HYÈRES, France — It felt like a Davos for fashion under the sun of Hyères on the French Riviera, where the heads of fashion’s governing bodies from four capitals met on Sunday. The meeting coincided with the 31st edition of the International Fashion and Photography Festival, which ends today.
The invitation came from Ralph Toledano, president of the Fédération Française de la Couture, du Prêt-à-Porter des Couturiers et des Créateurs de Mode, and Pascal Morand, the federation’s executive president.
In attendance were Steven Kolb, CFDA’s president and chief executive officer; Caroline Rush, ceo of the British Fashion Council, and Carlo Capasa, president of the Italian Chamber of Fashion. It marked the first time the leaders of the industry’s four fashion federations had met all together. Topics on the agenda included digital, sustainability, education and the future of men’s and women’s fashion shows.
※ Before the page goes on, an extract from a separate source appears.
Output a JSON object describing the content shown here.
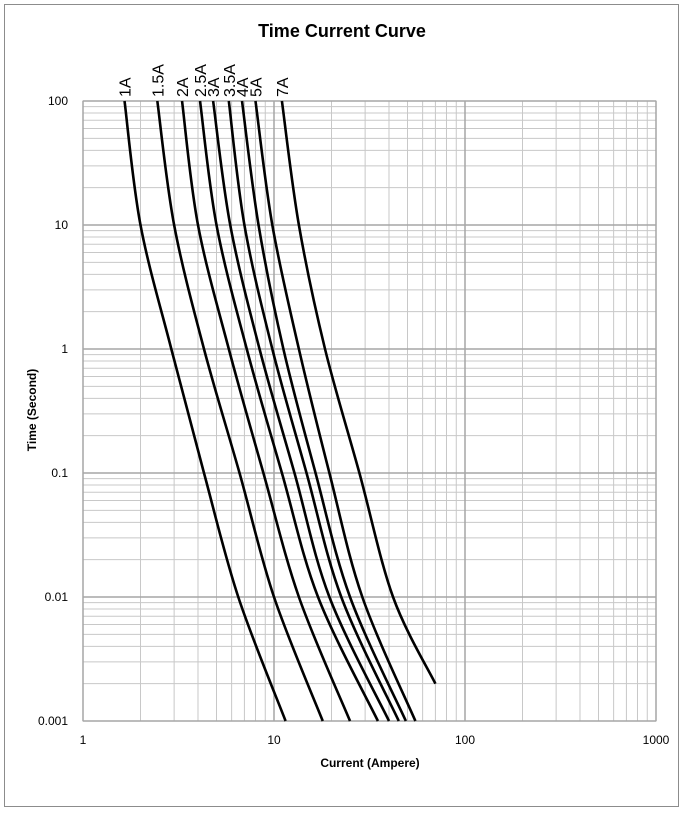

There have been intense discussions in the last few months around the concept of consumer-facing fashion shows and whether the four cities should maintain the existing formula — with runway shows taking place a season before collections are sold at retail — and whether men’s and women’s shows will be combined.
“Fashion is a big family,” said Toledano, before adding: “It’s evolving. Talking and exchanging ideas is very important. It’s not to decide whatever — our bodies don’t decide, I don’t think any of us can pretend we do — but we can make the link with the houses in order to evolve organically.
“By meeting regularly — preferably where there’s sunshine — we hope we can make progress,” Toledano noted.
Asked how often they plan to meet in future, Capasa joked: “We were thinking of taking an apartment together.”
“And we’ll do a reality show,” added Kolb.
“I think the conclusions of the CFDA make a lot of sense,” said Toledano, referring to a recent Boston Consulting Group study ordered by the CFDA that after weeks of study concluded that each designer company should decide for itself what works best for that particular brand. “Everybody should do what’s best for them. Of course, there should be some coordination; otherwise it will create a mess. [The discussions] started with an initiative [Burberry]. What we see after a few months is that there’s nearly a consensus.”
“We have to pay respect to everybody. The core of the logistics is making sure everyone can be at the show they want to be at,” said Kolb.
“We are trying to make everybody part of a system and whatever they show, that it will be shown during fashion week,” said Capasa. He noted that Gucci recently said that it would show its men’s and women’s collections together in 2017. “[Gucci ceo] Marco Bizzarri said the image of the collection is very genderless and because of that, it’s complicated for them to separate the two. It’s a choice that comes from a specific peculiarity of a brand. It may not work for another brand.”
“Every company is different from another,” echoed Toledano. “You have to find the right balance between individual perspectives and the strength of the community.”
“We have to pay close attention to what the impact of that shift will be — whether men’s and women’s collections are combined or someone switches to a consumer show. Was it a positive change? Did it change your sales? Did it upset the buyers and the editors? And really being able to look at the specifics of the results and sharing them,” said Kolb.
“Also by looking at the drivers for these changes, that’s where we can share what the brands are looking for and addressing these drivers in a different way,” said Rush.
Morand stressed the importance of fashion weeks: “The more digital makes strides, the more important the physical experience is,” he said.
On Saturday night, they all attended a dinner hosted by the French Federation at La Bastide restaurant in Hyères, where Toledano paid tribute to his predecessor Didier Grumbach, who 15 years ago launched panel discussions on the future of fashion at the festival.